You play a space castaway shipwrecked on a very unpleasant planet. Enemies teleport in regularly to eat your face, and the only way to escape is to find and activate the teleporter. The catch is that flipping the thing on summons the boss and starts a 90-second delay until enemies finally stop spawning. In addition to the layout and enemies being mostly randomized, planets are also covered in chests to open, pods to crack, shrines to try your luck at, and helpful drones to reactivate. All of this requires money, earned from murdering the things trying to murder you. That earns you experience too, which boosts your damage and health, and can trigger some item effects.
So let’s talk about items. Risk of Rain was one of the originators of the hundreds-of-unlockable-random-items school that titles like Binding of Isaac made such effective use of. Each one provides an effect like chances to freeze or chances to explode or damage auras or double jumps or rockets everywhere. Most are passive, but there’s a set of active-use items you can carry one of at a time which provide powerful effects like stopping time and blowing up sections of the screen. Your success then depends on collecting tons of these items and becoming a burning, regenerating, rocket-launching dervish of destruction. Completing certain challenges can unlock more items for the pool, and there are super special hidden artifacts that provide important global effects once found on the different planets.
The trick is surviving long enough to get this stuff, and that’s where the game has trouble clicking. Your tiny hero is surprisingly slow, and three of their four abilities are on very restrictive cooldowns. Most enemies are faster than you, reach further, and take what seems like a ton of damage to defeat, so your first few rounds are going to feel like a struggle against the mechanics. There’s also the timer to battle, which kicks up the difficulty as time passes to punish too much exploration in true roguelike fashion. Your first few lives will go fast, and it might be daunting to stick with it long enough to start unlocking the more interesting characters.

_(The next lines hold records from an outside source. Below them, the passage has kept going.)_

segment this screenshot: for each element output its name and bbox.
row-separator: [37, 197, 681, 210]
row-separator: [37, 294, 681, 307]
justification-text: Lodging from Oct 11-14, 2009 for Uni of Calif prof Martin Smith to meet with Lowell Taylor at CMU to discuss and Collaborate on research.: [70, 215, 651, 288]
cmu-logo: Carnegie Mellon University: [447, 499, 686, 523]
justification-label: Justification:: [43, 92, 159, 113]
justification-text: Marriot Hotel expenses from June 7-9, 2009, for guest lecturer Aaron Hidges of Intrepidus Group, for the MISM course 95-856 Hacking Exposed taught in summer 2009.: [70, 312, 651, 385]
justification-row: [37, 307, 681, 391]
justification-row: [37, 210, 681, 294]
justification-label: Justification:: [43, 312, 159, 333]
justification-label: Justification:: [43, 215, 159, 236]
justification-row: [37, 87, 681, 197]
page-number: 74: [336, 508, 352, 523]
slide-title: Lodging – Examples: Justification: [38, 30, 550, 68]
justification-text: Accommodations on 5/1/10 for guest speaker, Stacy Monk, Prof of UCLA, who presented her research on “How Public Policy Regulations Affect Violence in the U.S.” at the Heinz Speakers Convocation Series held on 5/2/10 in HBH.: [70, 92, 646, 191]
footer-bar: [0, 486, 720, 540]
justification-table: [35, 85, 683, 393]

If you do manage to stick around until the mythical click, though, you’ll be treated to a challenging, technical shooter with loads to discover. Assembling an arsenal of items and clearing screens of aliens never gets old, and the challenges and collectibles will last as long as your interest does. And the backdrop for all of this is a unique ephemeral sci-fi setting that feels more like the dreams of alien worlds that H.P. Lovecraft described (minus the racism) than a space adventure. These are strange and beautiful worlds you fight across, which add to the satisfaction of conquering the bizarre beasts in your way. The learning curve may be steep, but the view from the top is well worth the effort.